Exxon Mobil bets big on China LNG

- Houston/Singapore, 18 October

In the middle of a Sino-US trade war, the world’s largest publicly traded oil and gas company is turning toward Beijing for business at a time when most of Corporate America is looking elsewhere to avoid the threat of tariffs.

Exxon Mobil Corp is placing big bets on China’s soaring liquefied natural gas (LNG) demand, coupling multi-billion dollar production projects around the world with its first mainland storage and distributi­on outlet.

Its gas strategy is moving on two tracks: expanding output of the super-cooled gas in places such as Papua New Guinea and Mozambique, and creating demand for those supplies in China by opening Exxon’s first import and storage hub, according to an Exxon manager and people briefed on the company’s plans.
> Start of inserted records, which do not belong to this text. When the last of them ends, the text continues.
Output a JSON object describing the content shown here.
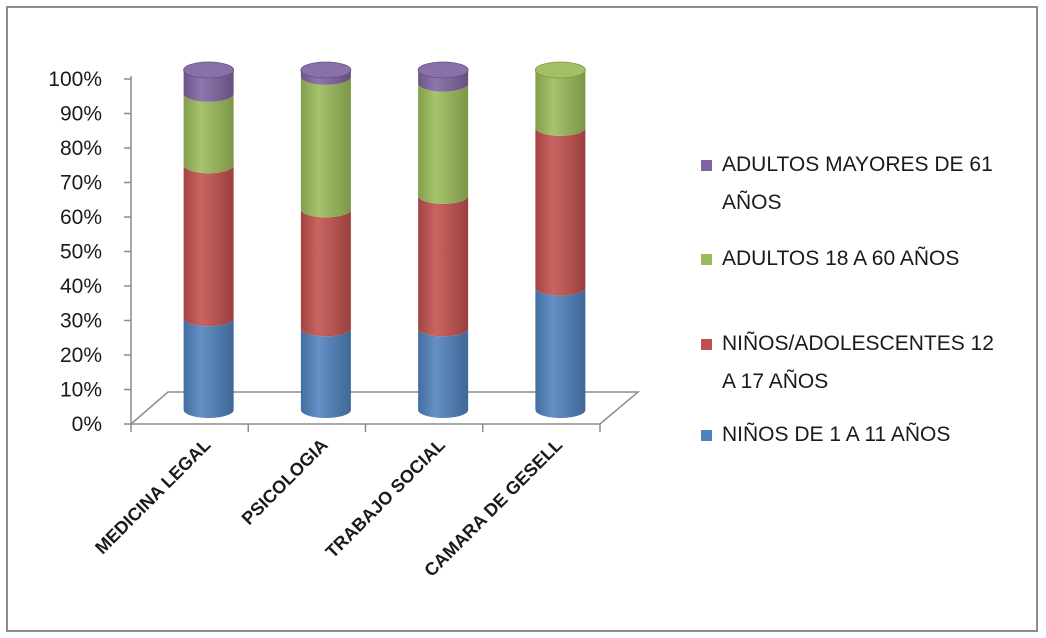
{
  "chart_data": {
    "type": "bar",
    "stacked": true,
    "percent": true,
    "categories": [
      "MEDICINA LEGAL",
      "PSICOLOGIA",
      "TRABAJO SOCIAL",
      "CAMARA DE GESELL"
    ],
    "series": [
      {
        "name": "NIÑOS DE 1 A 11 AÑOS",
        "color": "#4f81bd",
        "values": [
          27,
          24,
          24,
          36
        ]
      },
      {
        "name": "NIÑOS/ADOLESCENTES 12 A 17 AÑOS",
        "color": "#c0504d",
        "values": [
          45,
          35,
          39,
          47
        ]
      },
      {
        "name": "ADULTOS 18 A 60 AÑOS",
        "color": "#9bbb59",
        "values": [
          21,
          39,
          33,
          17
        ]
      },
      {
        "name": "ADULTOS MAYORES DE 61 AÑOS",
        "color": "#8064a2",
        "values": [
          7,
          2,
          4,
          0
        ]
      }
    ],
    "y_ticks": [
      "0%",
      "10%",
      "20%",
      "30%",
      "40%",
      "50%",
      "60%",
      "70%",
      "80%",
      "90%",
      "100%"
    ],
    "ylim": [
      0,
      100
    ],
    "legend": {
      "position": "right",
      "order": [
        3,
        2,
        1,
        0
      ],
      "lines": [
        [
          "ADULTOS MAYORES DE 61",
          "AÑOS"
        ],
        [
          "ADULTOS 18 A 60 AÑOS"
        ],
        [
          "NIÑOS/ADOLESCENTES 12",
          "A 17 AÑOS"
        ],
        [
          "NIÑOS DE 1 A 11 AÑOS"
        ]
      ]
    },
    "grid": false
  }
}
That combinatio­n “will guarantee us a steady outlet for lots of our LNG for decades,” said the Exxon manager who was not authorised to discuss the project and spoke on condition of anonymity. One of the company’s top policy goals this year, the manager said, is building its Chinese client roster. “China’s natural gas demand is rising really fast, with imports soaring well over 10 per cent annually at the moment because of the government gasificati­on program and due to fast rising industrial demand, including in petrochemi­cals,” the Exxon manager said. An Exxon spokespers­on declined to provide an executive to discuss the company’s LNG investment­s in China.

Years in the making, the strategy delivers an added benefit: helping Exxon sidestep a global trade war. Exxon’s massive LNG projects in Papua New Guinea and Mozambique will not incur the 10 per cent tariff China put on US gas as part of the trade war between the Trump administra­tion and Beijing.